Of course a sat-nav is only as good as its mapping, routing and driving instructions and I’ve no complaint with the C620 here either. Calculation and recalculation is very swift, even with the longest pan-European routes, and the route choices it makes are sound. Even if you don’t like what you’re given, the C620’s peerless map browsing and panning abilities make adding waypoints to routes an absolute breeze. If I have one criticism of the voice instructions it’s that they can get a little insistent and over-repetitive at times, but this is better than having it the other way around and they are at least timely and easy to understand.
Add full European maps and speed cameras, a fantastically bright, readable screen (one that is easy to read even in very bright sunlight), a loud, clear speaker and a design that’s slim and light and, in my humble opinion, you have a viable rival for TomTom’s all-conquering Go series of devices.
But look closer and you’ll find plenty of areas where this Mio can’t rival the Go sat-navs. The latter’s Map Share technology, which allows users to correct map mistakes and download others’ corrections, is more useful than any innovation the C620 can offer.
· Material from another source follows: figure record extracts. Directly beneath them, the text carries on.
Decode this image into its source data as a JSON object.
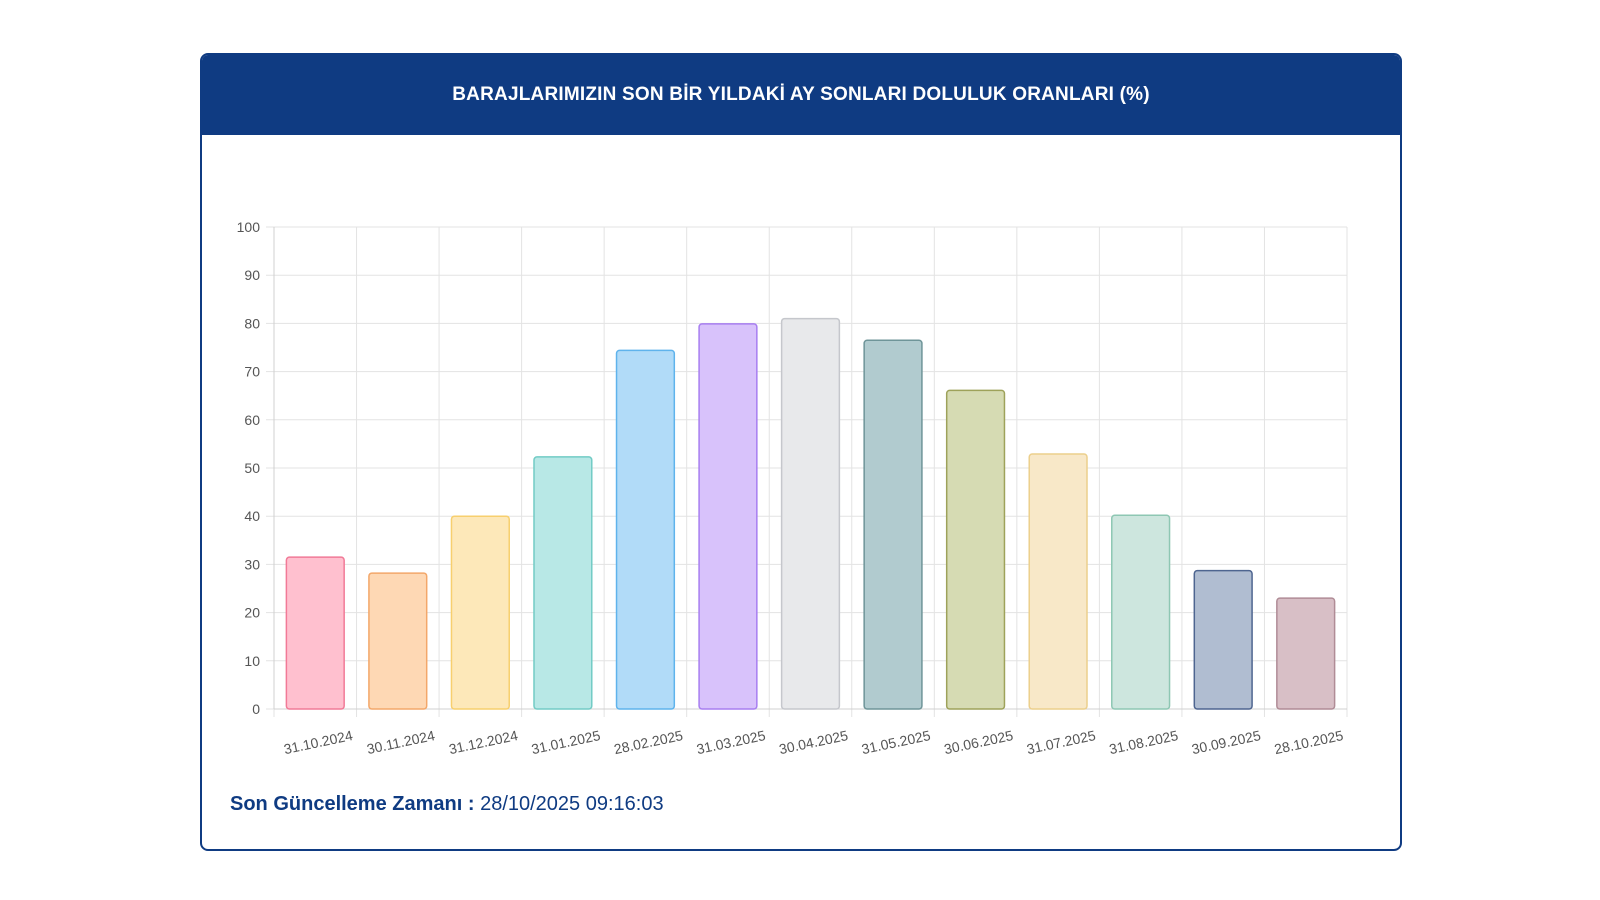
{
  "header": {
    "title": "BARAJLARIMIZIN SON BİR YILDAKİ AY SONLARI DOLULUK ORANLARI (%)"
  },
  "footer": {
    "label": "Son Güncelleme Zamanı :",
    "value": "28/10/2025 09:16:03"
  },
  "chart_data": {
    "type": "bar",
    "categories": [
      "31.10.2024",
      "30.11.2024",
      "31.12.2024",
      "31.01.2025",
      "28.02.2025",
      "31.03.2025",
      "30.04.2025",
      "31.05.2025",
      "30.06.2025",
      "31.07.2025",
      "31.08.2025",
      "30.09.2025",
      "28.10.2025"
    ],
    "values": [
      31.5,
      28.2,
      40.0,
      52.3,
      74.4,
      79.9,
      81.0,
      76.5,
      66.1,
      52.9,
      40.2,
      28.7,
      23.0
    ],
    "ylim": [
      0,
      100
    ],
    "yticks": [
      0,
      10,
      20,
      30,
      40,
      50,
      60,
      70,
      80,
      90,
      100
    ],
    "grid": true,
    "fills": [
      "#ffc0cf",
      "#fed8b4",
      "#fde8b9",
      "#b8e8e6",
      "#b1dbf8",
      "#d8c2fb",
      "#e8e9eb",
      "#b1cbcf",
      "#d6dbb3",
      "#f8e8c8",
      "#cde6de",
      "#b0bdd1",
      "#d8bfc6"
    ],
    "strokes": [
      "#f17a97",
      "#f3a76a",
      "#f7cf6e",
      "#72cbc5",
      "#5fb3ec",
      "#a77ef0",
      "#c5c7cc",
      "#6f9599",
      "#9ea25a",
      "#eccf8c",
      "#8ec7b3",
      "#4e6590",
      "#b08c96"
    ]
  }
}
There’s no light sensor or microphone in the C620 either to adjust screen brightness and speaker volume depending on environmental conditions, no FM transmitter, no speech recognition or text-to-speech engine. The Mio still can’t quite match TomTom on PC integration either, and its optional TMC traffic upgrade isn’t as powerful as the equivalent TomTom service over GPRS. But despite all this, I think that TomTom’s Go 720 finally has a worthy rival.
Mio’s C620 is a fine sat-nav and it’s not because of the gimmicky 3D landscape and landmark features, though they are nice to have. It’s because it has finally combined its undeniably good mapping engine with an interface that is now practical, polished and elegant. The Mio C620 might not quite compare with the TomTom Go 720 on truly useful innovations or sheer feature count, but it is clearly the best of the rest, and at £246 including full European maps and speed cameras, works out pretty good value too.